NEW YORK - Brad Lidge does not like being on the disabled list, but the Phillies' closer said yesterday that he understood the team's decision to place him there.
"Obviously I'm not thrilled to be on the DL," said Lidge, who was put on the 15-day disabled list with a sprained right knee Tuesday, retroactive to June 7. "But they brought me in and told me, 'We're not letting you make a decision. This is what we think is best for you and the team.' "
Asked directly if he was on board with the decision, Lidge said: "At first I wasn't thrilled about it. That being said, I'm going to look at it as an opportunity to get my knee 100 percent better. The way I am right now about it, I agree with it.
"I don't want to say that I slightly disagreed with this decision. That's not exactly true. I wasn't thrilled with what they wanted to do, but I knew it was for the best."
Lidge is 0-3 this season with a 7.27 earned run average, 13 saves, and six blown saves. Last season, he was a perfect 41 for 41 in regular-season save opportunities, and 7 for 7 in the postseason. After Lidge blew two consecutive save chances against the Dodgers in Los Angeles last weekend, the Phillies decided to place him on the disabled list. Lidge underwent surgery on the same knee during spring training last year, missing the beginning of the season.
The righthander yesterday visited team physician Michael Ciccotti, who said that an additional MRI exam - Lidge has already had two this year - was unnecessary and that his knee had suffered no structural damage. Ciccotti gave Lidge a cortisone shot and recommended rest and rehabilitation.
Lidge hopes that an approximately two-week absence will be adequate to lessen the inflammation in his knee, which had improved and regressed at various points this season. "The goal is going to be pretty close to 15 days," he said. "There are days when I feel better than other days. . . . It's painful for a little bit, then it gets better."
He said the knee pain caused him to alter his mechanics, which threatened to lead to further injury. "When I go down close to 90 degrees on my push-off leg, it's hurting," he said. "Sometimes I've had to compensate mechanically for it, and you don't want to go there, because you could end up hurting your arm."

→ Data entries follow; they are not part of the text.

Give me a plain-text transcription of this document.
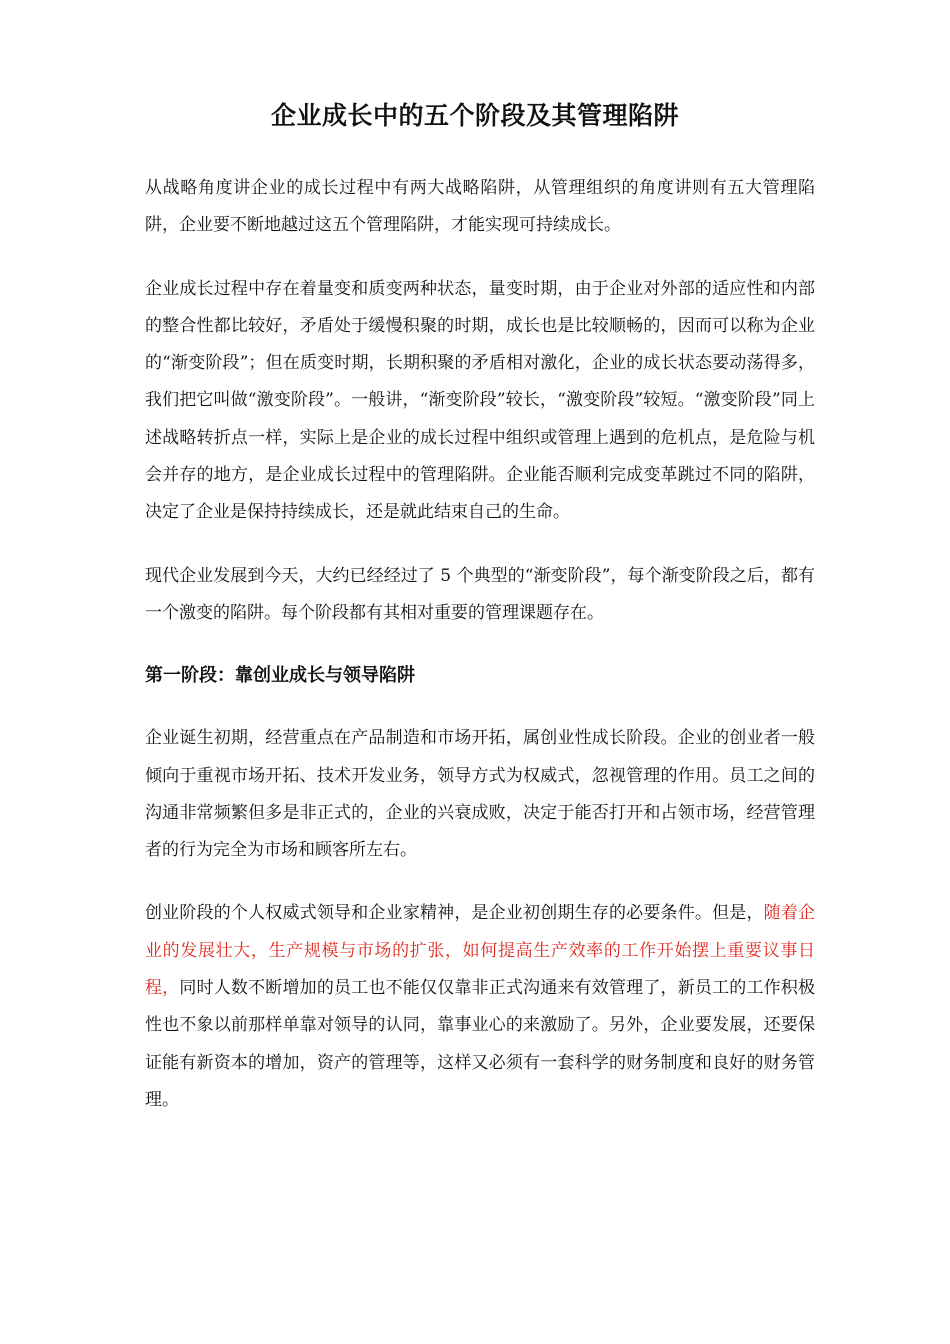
企业成长中的五个阶段及其管理陷阱

从战略角度讲企业的成长过程中有两大战略陷阱，从管理组织的角度讲则有五大管理陷阱，企业要不断地越过这五个管理陷阱，才能实现可持续成长。

企业成长过程中存在着量变和质变两种状态，量变时期，由于企业对外部的适应性和内部的整合性都比较好，矛盾处于缓慢积聚的时期，成长也是比较顺畅的，因而可以称为企业的“渐变阶段”；但在质变时期，长期积聚的矛盾相对激化，企业的成长状态要动荡得多，我们把它叫做“激变阶段”。一般讲，“渐变阶段”较长，“激变阶段”较短。“激变阶段”同上述战略转折点一样，实际上是企业的成长过程中组织或管理上遇到的危机点，是危险与机会并存的地方，是企业成长过程中的管理陷阱。企业能否顺利完成变革跳过不同的陷阱，决定了企业是保持持续成长，还是就此结束自己的生命。

现代企业发展到今天，大约已经经过了 5 个典型的“渐变阶段”，每个渐变阶段之后，都有一个激变的陷阱。每个阶段都有其相对重要的管理课题存在。

第一阶段：靠创业成长与领导陷阱

企业诞生初期，经营重点在产品制造和市场开拓，属创业性成长阶段。企业的创业者一般倾向于重视市场开拓、技术开发业务，领导方式为权威式，忽视管理的作用。员工之间的沟通非常频繁但多是非正式的，企业的兴衰成败，决定于能否打开和占领市场，经营管理者的行为完全为市场和顾客所左右。

创业阶段的个人权威式领导和企业家精神，是企业初创期生存的必要条件。但是，随着企业的发展壮大，生产规模与市场的扩张，如何提高生产效率的工作开始摆上重要议事日程，同时人数不断增加的员工也不能仅仅靠非正式沟通来有效管理了，新员工的工作积极性也不象以前那样单靠对领导的认同，靠事业心的来激励了。另外，企业要发展，还要保证能有新资本的增加，资产的管理等，这样又必须有一套科学的财务制度和良好的财务管理。
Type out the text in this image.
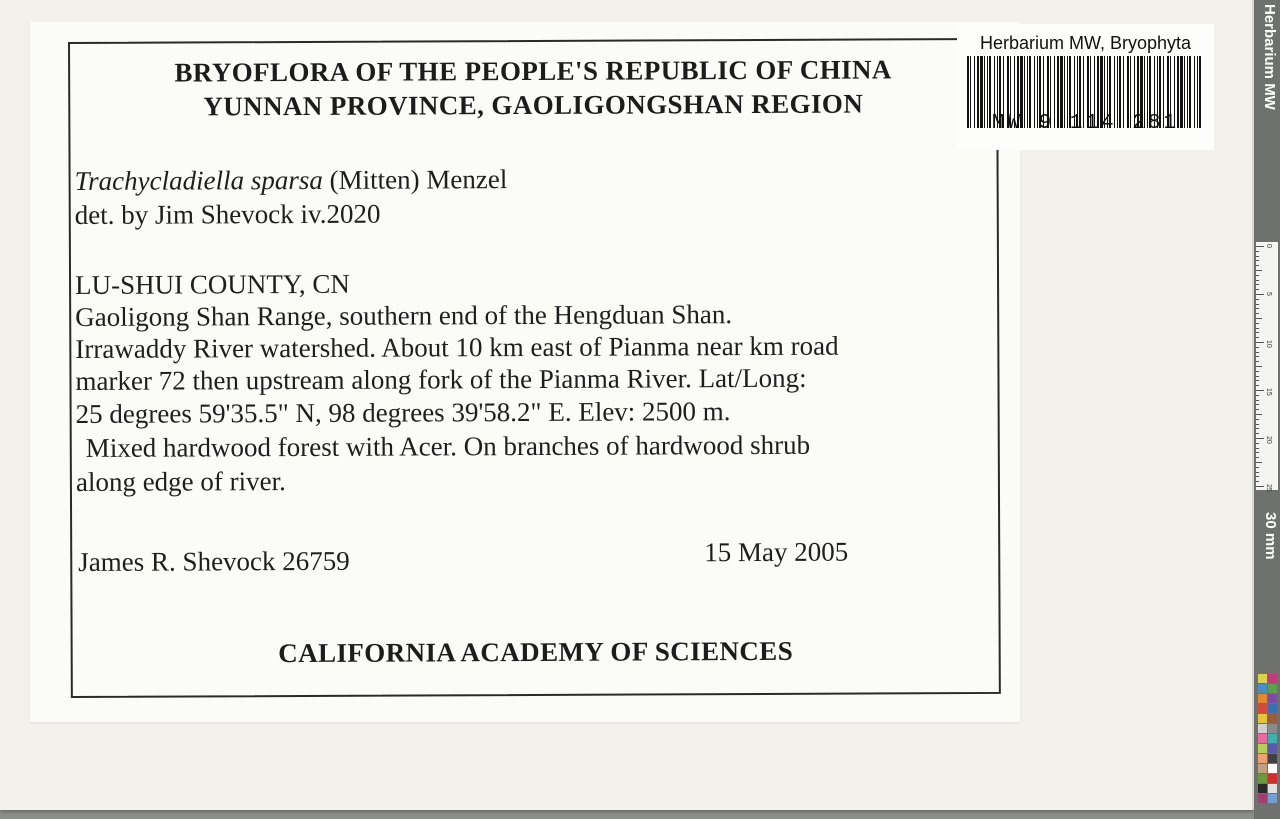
BRYOFLORA OF THE PEOPLE'S REPUBLIC OF CHINA
YUNNAN PROVINCE, GAOLIGONGSHAN REGION
Trachycladiella sparsa (Mitten) Menzel
det. by Jim Shevock iv.2020
LU-SHUI COUNTY, CN
Gaoligong Shan Range, southern end of the Hengduan Shan.
Irrawaddy River watershed. About 10 km east of Pianma near km road
marker 72 then upstream along fork of the Pianma River. Lat/Long:
25 degrees 59'35.5" N, 98 degrees 39'58.2" E. Elev: 2500 m.
Mixed hardwood forest with Acer. On branches of hardwood shrub
along edge of river.
James R. Shevock 26759	15 May 2005
CALIFORNIA ACADEMY OF SCIENCES
Herbarium MW, Bryophyta
MW 9 114 281
Herbarium MW
0
5
10
15
20
25
30 mm
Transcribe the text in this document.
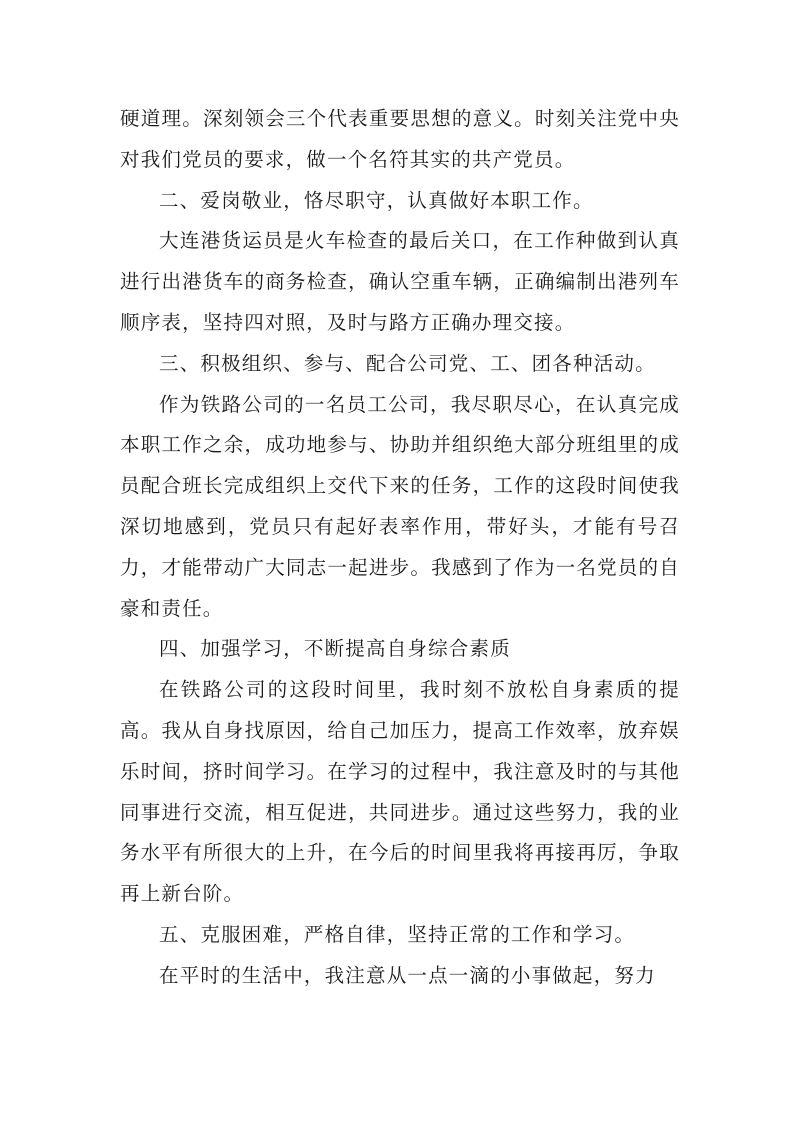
硬道理。深刻领会三个代表重要思想的意义。时刻关注党中央对我们党员的要求，做一个名符其实的共产党员。

二、爱岗敬业，恪尽职守，认真做好本职工作。

大连港货运员是火车检查的最后关口，在工作种做到认真进行出港货车的商务检查，确认空重车辆，正确编制出港列车顺序表，坚持四对照，及时与路方正确办理交接。

三、积极组织、参与、配合公司党、工、团各种活动。

作为铁路公司的一名员工公司，我尽职尽心，在认真完成本职工作之余，成功地参与、协助并组织绝大部分班组里的成员配合班长完成组织上交代下来的任务，工作的这段时间使我深切地感到，党员只有起好表率作用，带好头，才能有号召力，才能带动广大同志一起进步。我感到了作为一名党员的自豪和责任。

四、加强学习，不断提高自身综合素质

在铁路公司的这段时间里，我时刻不放松自身素质的提高。我从自身找原因，给自己加压力，提高工作效率，放弃娱乐时间，挤时间学习。在学习的过程中，我注意及时的与其他同事进行交流，相互促进，共同进步。通过这些努力，我的业务水平有所很大的上升，在今后的时间里我将再接再厉，争取再上新台阶。

五、克服困难，严格自律，坚持正常的工作和学习。

在平时的生活中，我注意从一点一滴的小事做起，努力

Though he made comments to the now-defunct Rocky Mountain News last winter that the post-World Series pileup on the mound aggravated his knee, Lidge downplayed that event as a cause yesterday. "Underneath that pile, my knee definitely did feel like it was up above my head somehow," he said, smiling. "But I wouldn't have been able to work out all winter and come back. . . . That's not what happened."
He said that surgery next off-season was unlikely and that he actually felt better than in mid-April, when the injury first cropped up. "Overall, it's a little bit better [now]," he said. "I don't think it's the worst it has been."
His immediate goal is to remain sidelined long enough to heal, despite a strong desire to compete.
"That's going to be the biggest challenge," he said. "Wanting to go back out there vs. making sure I really am ready. Watching the ninth inning come, and it's a one-, two-, three-run lead and I'm not out there. It's going to be very tough."